During this time, the Prussians along with several other German states were rapidly mobilizing as a contrast to French expectations, only a small token force of the French Army was dedicated to launching offensives towards the southern German states as the French did not expect the Prussians to mobilize quickly. Moreover, Napoleon III who had assumed command of the new Army of the Rhine which consisted of almost 100,000 men was pressured by many to launch an offensive against the North German Confederation. He ordered the Army of the Rhine to cross the Saar River and to seize Saarbrücken.

==Battle==
The II and III Corps led by General Charles Frossard and Marshal François Bazaine managed to cross the Saar River by 2 August 1870, they encountered small Prussian detachments at the outskirts of the town but was not delayed in their attempts to seize the garrison. Major fighting eventually broke out later that day, the 40th Prussian Regiment of the 16th Infantry Division was quickly forced out of the town as the French, with their numerical superiority along with the much more accurate and reliable Chassepot Rifle outmatched the Prussian defenders.
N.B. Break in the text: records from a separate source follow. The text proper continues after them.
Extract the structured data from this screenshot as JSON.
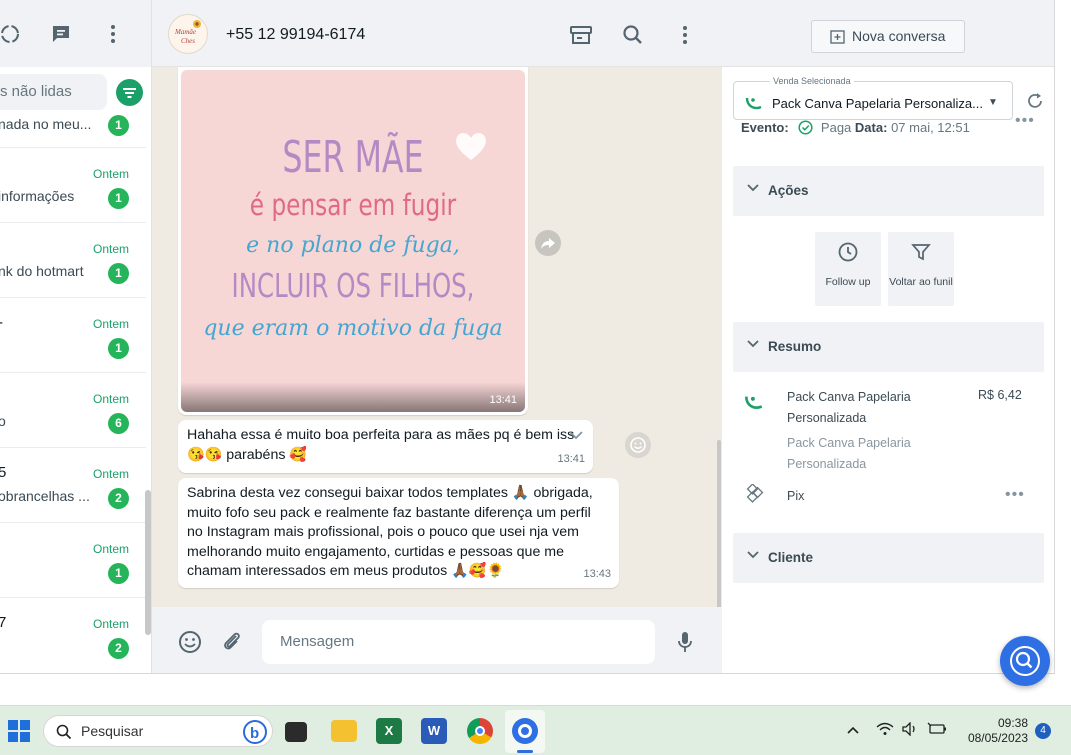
{
  "sidebar": {
    "search_placeholder": "s não lidas",
    "chats": [
      {
        "name": "",
        "preview": "nada no meu...",
        "time": "",
        "badge": "1"
      },
      {
        "name": "",
        "preview": "informações",
        "time": "Ontem",
        "badge": "1"
      },
      {
        "name": "",
        "preview": "nk do hotmart",
        "time": "Ontem",
        "badge": "1"
      },
      {
        "name": "-",
        "preview": "",
        "time": "Ontem",
        "badge": "1"
      },
      {
        "name": "",
        "preview": "o",
        "time": "Ontem",
        "badge": "6"
      },
      {
        "name": "5",
        "preview": "obrancelhas ...",
        "time": "Ontem",
        "badge": "2"
      },
      {
        "name": "",
        "preview": "",
        "time": "Ontem",
        "badge": "1"
      },
      {
        "name": "7",
        "preview": "",
        "time": "Ontem",
        "badge": "2"
      }
    ]
  },
  "chat": {
    "contact_phone": "+55 12 99194-6174",
    "avatar_text": "Mamãe Ches",
    "image_message": {
      "lines": [
        "SER MÃE",
        "é pensar em fugir",
        "e no plano de fuga,",
        "INCLUIR OS FILHOS,",
        "que eram o motivo da fuga"
      ],
      "time": "13:41"
    },
    "messages": [
      {
        "text": "Hahaha essa é muito boa perfeita para as mães pq é bem iss",
        "text2": "😘😘 parabéns 🥰",
        "time": "13:41"
      },
      {
        "text": "Sabrina desta vez consegui baixar todos templates 🙏🏾 obrigada, muito fofo seu pack e realmente faz bastante diferença um perfil no Instagram mais profissional, pois o pouco que usei nja vem melhorando muito engajamento, curtidas e pessoas que me chamam interessados em meus produtos 🙏🏾🥰🌻",
        "time": "13:43"
      }
    ],
    "input_placeholder": "Mensagem"
  },
  "panel": {
    "new_chat_label": "Nova conversa",
    "sale_legend": "Venda Selecionada",
    "sale_value": "Pack Canva Papelaria Personaliza...",
    "evento_label": "Evento:",
    "evento_status": "Paga",
    "data_label": "Data:",
    "data_value": "07 mai, 12:51",
    "sections": {
      "acoes": "Ações",
      "resumo": "Resumo",
      "cliente": "Cliente"
    },
    "actions": [
      {
        "label": "Follow up",
        "icon": "clock-icon"
      },
      {
        "label": "Voltar ao funil",
        "icon": "funnel-icon"
      }
    ],
    "resumo": {
      "product_name": "Pack Canva Papelaria Personalizada",
      "product_sub": "Pack Canva Papelaria Personalizada",
      "price": "R$ 6,42",
      "payment": "Pix"
    }
  },
  "taskbar": {
    "search_label": "Pesquisar",
    "time": "09:38",
    "date": "08/05/2023",
    "notifications": "4"
  },
  "colors": {
    "accent_green": "#1ca06a",
    "badge_green": "#25b45a",
    "fab_blue": "#2f6fe4"
  }
}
By the end of the day, French casualty reports estimate that they had 10 killed, wounded, or missing including one officer, though some estimates could go as high as 86 casualties. The Prussians on the other hand had around 76-83 killed, wounded, or missing. After the battle, Napoleon III wrote a telegram to his wife, Empress Eugénie de Montijo which read:

"Louis has received his baptism of fire; he was admirably cool and a little impressed. A division of Fossard's command carried the heights overlooking the Saar. Louis and I were in the front, where the bullets fell about us. Louis keeps a ball he picked up on the battlefield. The soldiers are delighted at his tranquility. We lost one officer and ten men." - Napoleon

==Aftermath==
The battle was by no means a deciding factor of the war. The French seizure of Saarbrücken nonetheless proved the reliability and accuracy of the Chassepot Rifle compared to its Dreyse counterparts which would later contribute to Germany's heavy casualties during the early months of the war. The battle however would be one of France's few successes during the war, as only two days later, German forces attacked the border town of Wissenbourg. The subsequent French defeat during the Battle of Wissembourg (1870) forced them to retreat from Saarbrucken and focus on defending the homeland.